Lavaur contribue à hauteur de 25 %, et les mécènes, portés par la Fondation du Patrimoine comme par l’association des Mécènes du Pays de Cocagne, à hauteur de 14 %. Je salue avec émotion tous nos donateurs : leur effort est considérable et rare. Je salue aussi le puissant soutien du groupe Pierre Fabre. Car Pierre Fabre était un fidèle pieux  et discret de la cathédrale, un accompagnateur affectueux de nos projets. Merci, Monsieur, une nouvelle fois. 

Notre gratitude va aussi à une banque locale, bien connue du monde agricole qui signe ainsi son attachement à notre terroir culturel.    

Car, lieu de culte, notre cathédrale est aussi un lieu de culture, qui abrite de splendides concerts. L’un et l’autre sont intimement liés dans notre histoire européenne ! C’est ce qu’avaient compris nos prédécesseurs en rénovant l’orgue Cavaillé-Coll, à l’exceptionnel buffet polychrome. 

Il y a bien des investissements spirituels utiles pour l’économie d’un pays, d’un terroir : 15 000 visiteurs l’été dernier ! Saint-Alain est devenue la matrice du tourisme dans l’ouest tarnais. Son rayonnement profite ainsi à tous. 

Merci donc, de tout cœur, à vous qui nous avez aidés et conseillés. 

Merci Monseigneur, Merci Monsieur le Curé, vous avez surmonté votre impatience par la confiance, et vous nous avez toujours fait partager votre enthousiasme. 
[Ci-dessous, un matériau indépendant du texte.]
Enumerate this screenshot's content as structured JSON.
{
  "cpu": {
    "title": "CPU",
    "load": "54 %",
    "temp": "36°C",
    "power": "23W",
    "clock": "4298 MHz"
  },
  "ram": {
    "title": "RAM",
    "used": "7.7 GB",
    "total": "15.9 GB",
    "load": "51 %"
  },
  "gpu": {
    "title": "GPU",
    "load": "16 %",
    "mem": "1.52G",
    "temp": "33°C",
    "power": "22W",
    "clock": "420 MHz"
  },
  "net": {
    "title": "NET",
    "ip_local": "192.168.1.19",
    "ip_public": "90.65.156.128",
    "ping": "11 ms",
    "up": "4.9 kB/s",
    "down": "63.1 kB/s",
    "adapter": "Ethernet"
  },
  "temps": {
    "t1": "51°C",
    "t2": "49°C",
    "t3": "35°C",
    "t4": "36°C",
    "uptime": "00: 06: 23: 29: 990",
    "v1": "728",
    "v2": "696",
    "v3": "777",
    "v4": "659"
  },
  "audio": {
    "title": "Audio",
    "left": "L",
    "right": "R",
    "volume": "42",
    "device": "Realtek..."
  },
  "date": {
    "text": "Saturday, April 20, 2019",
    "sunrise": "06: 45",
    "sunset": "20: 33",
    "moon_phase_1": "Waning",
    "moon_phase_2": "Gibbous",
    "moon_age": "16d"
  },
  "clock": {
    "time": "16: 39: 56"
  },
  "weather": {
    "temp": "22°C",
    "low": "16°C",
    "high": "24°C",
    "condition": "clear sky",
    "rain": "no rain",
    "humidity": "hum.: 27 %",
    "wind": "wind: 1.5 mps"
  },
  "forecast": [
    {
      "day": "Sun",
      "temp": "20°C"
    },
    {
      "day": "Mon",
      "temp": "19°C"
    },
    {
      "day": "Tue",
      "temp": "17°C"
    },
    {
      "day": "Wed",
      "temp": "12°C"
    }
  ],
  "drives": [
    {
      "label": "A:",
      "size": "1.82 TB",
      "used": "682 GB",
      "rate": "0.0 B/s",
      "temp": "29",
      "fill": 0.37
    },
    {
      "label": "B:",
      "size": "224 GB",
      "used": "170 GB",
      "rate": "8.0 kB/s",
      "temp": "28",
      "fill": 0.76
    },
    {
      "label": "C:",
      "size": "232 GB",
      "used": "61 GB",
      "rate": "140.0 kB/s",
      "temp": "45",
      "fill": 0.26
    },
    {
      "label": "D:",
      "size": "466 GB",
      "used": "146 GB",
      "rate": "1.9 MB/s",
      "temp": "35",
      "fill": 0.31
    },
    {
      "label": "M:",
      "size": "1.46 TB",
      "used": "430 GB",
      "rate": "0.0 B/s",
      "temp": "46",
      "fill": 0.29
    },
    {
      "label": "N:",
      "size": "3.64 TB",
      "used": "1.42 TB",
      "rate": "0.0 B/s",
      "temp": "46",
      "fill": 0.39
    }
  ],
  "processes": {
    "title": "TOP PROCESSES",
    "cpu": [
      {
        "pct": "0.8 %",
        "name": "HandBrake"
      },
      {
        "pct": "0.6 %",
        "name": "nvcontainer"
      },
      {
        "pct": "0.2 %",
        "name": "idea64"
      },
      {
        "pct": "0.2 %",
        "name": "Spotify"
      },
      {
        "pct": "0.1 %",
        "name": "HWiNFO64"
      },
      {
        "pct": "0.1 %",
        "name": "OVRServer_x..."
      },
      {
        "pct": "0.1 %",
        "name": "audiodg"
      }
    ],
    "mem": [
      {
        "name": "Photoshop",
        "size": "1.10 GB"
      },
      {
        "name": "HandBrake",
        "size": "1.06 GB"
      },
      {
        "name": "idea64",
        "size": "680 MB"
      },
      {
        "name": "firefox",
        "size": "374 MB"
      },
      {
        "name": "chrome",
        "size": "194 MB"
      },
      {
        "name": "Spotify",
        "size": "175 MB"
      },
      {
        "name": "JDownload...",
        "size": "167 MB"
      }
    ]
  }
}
Merci, Monsieur le Préfet, d’avoir tenu la parole de l’Etat. 

Merci aux élus, rassemblés au delà de ce qui peut parfois les opposer. 

Merci à nos chers donateurs. 

Merci aux architectes du patrimoine,  Patrice Calvel et Michel Peron, si attentifs, si précieux aussi par leur science et leur détermination. 

Merci aux travailleurs et aux entrepreneurs qui incarnent avec courage les traditions des compagnons d’autrefois. 

Merci aux paroissiens, qui dans de nombreuses tâches profanes contribuent à la beauté de notre cathédrale. 

Merci à mon cher adjoint, mon ami Michel Guipouy, d’avoir tout donné de lui-même pour le joyau de notre patrimoine.